Après trois décennies au pouvoir, Robert Mugabe a été mis sur la touche à l’issue d’un coup d’État qui ne dit pas son nom. Et si ses vieux compagnons d’armes se sont retournés contre lui, c’est d’abord pour contrer sa femme.

Beaucoup le voyaient mourir sur son trône de président tant il avait fini par croire que cette fonction était gagnée à vie, mais Robert Mugabe est finalement en train de tomber. Sur les premiers clichés diffusés après le coup de force de l’armée, le doyen des chefs d’État africains apparaît tout sourire, serrant la main de son tombeur et chef d’état-major, Constantino Chiwenga. La mise en scène ne parvient cependant pas à faire disparaître l’air hagard de cet homme de 93 ans, malade d’un cancer et lucide seulement quelques heures par jour.

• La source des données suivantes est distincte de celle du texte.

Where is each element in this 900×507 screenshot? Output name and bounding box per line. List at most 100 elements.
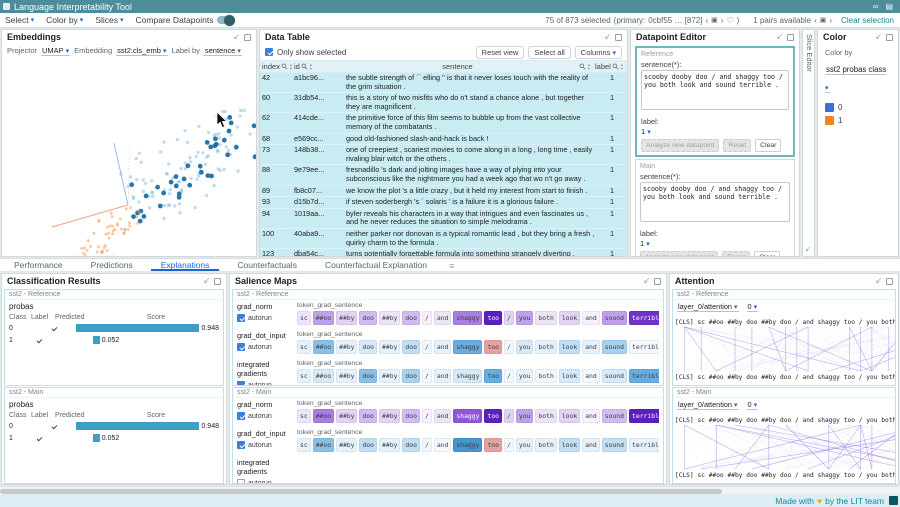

Après plus de trois décennies au pouvoir, Robert Mugabe n’a plus que les traits de l’autocrate qui avait annoncé une fois encore sa candidature à la présidentielle de l’année prochaine, bien loin du visage du héros de la lutte pour l’indépendance. Incroyable animal politique, il n’a cette fois pas su anéantir ses adversaires. Sa volonté d’installer sa femme, Grace, n’a pas été supportée par ses compagnons de lutte. Emmerson Mnangagwa – dont le limogeage, le 6 novembre, du poste de vice-président a été le faux pas de trop – tente désormais de s’imposer comme le nouvel homme fort.

Le 14 novembre, lorsque les chars ont pris position dans Harare, aucune scène de liesse n’a eu lieu dans la capitale. Car, plus que la joie, l’incertitude et les interrogations prévalent désormais autour de cette chute au scénario aussi surréaliste qu’inattendu.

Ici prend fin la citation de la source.